Beverage Manufacturer/Distributor in North America
Profit Point engaged with the client to determine the best way to operate the current supply chain network in light of some recent manufacturing improvements, and to develop recommendations for a future network that would maintain customer service levels while reducing future costs.
Profit Point and the client assembled a set of historical data to understand the current operation of the supply chain. Some of the cost data were not captured at the required level of detail, so we developed activity-based methods to assign these costs to specific areas of the manufacturing and delivery processes. This resulted in the first-ever detailed end-to-end analysis of the supply chain.
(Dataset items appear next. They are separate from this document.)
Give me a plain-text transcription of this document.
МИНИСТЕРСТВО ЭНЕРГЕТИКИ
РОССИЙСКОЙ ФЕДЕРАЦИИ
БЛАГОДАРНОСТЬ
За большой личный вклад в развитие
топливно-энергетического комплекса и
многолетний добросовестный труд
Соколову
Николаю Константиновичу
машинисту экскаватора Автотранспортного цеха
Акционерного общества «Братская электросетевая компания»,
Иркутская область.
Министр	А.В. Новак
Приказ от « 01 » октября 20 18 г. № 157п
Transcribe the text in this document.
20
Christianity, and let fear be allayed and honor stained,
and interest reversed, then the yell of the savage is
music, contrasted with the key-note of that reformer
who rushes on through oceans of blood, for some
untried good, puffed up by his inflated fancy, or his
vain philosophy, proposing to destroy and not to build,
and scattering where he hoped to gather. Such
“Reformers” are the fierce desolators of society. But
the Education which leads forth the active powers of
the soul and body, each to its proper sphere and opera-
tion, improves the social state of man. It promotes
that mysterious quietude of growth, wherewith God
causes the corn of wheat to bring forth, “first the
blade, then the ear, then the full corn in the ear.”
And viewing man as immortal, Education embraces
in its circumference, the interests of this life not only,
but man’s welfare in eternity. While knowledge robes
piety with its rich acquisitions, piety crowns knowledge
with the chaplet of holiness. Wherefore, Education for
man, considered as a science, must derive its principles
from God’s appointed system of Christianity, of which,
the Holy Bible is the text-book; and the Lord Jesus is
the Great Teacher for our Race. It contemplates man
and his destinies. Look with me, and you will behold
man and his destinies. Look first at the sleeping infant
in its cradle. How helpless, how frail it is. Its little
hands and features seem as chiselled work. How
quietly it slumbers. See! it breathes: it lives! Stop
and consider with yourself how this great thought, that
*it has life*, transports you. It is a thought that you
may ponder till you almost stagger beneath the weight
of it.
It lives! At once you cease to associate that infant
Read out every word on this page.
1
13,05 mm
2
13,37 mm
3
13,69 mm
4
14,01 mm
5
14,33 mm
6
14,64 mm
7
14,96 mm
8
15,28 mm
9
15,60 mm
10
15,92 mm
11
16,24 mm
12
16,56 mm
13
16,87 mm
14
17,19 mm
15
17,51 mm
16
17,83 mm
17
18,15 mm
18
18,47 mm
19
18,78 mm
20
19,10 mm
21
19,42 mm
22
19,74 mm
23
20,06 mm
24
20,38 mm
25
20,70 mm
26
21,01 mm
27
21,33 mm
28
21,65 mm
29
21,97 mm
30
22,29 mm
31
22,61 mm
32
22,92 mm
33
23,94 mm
We then used this dataset to develop an optimization model of the current supply chain to identify “quick hits” resulting in a significant shift of planned volume from a high-cost plant to a lower cost plant.
The team then shifted focus to the manufacturing and distribution footprint over the next ten years. They evaluated a number of different options against future demand and cost forecasts. (Summary results for a subset of the scenarios is shown above.) These options included adding new manufacturing capability at existing plants, shutting down plants and distribution centers and/or opening distribution centers in new locations. In addition to the total cost to serve the demand, capacity utilization and potential customer service issues were identified for each of the options evaluated.
The team recommended the shutdown of an existing manufacturing site. This option required the movement of one line from the plant to be shutdown to another plant and reduced the operating cost of the network by $11-12 million/year yielding a positive NPV of over $60 million. The team further recommended the relocation of several distribution centers and the use of drop-and-swap yards to further reduce costs and address capacity issues. Implementation of these recommendations was successful.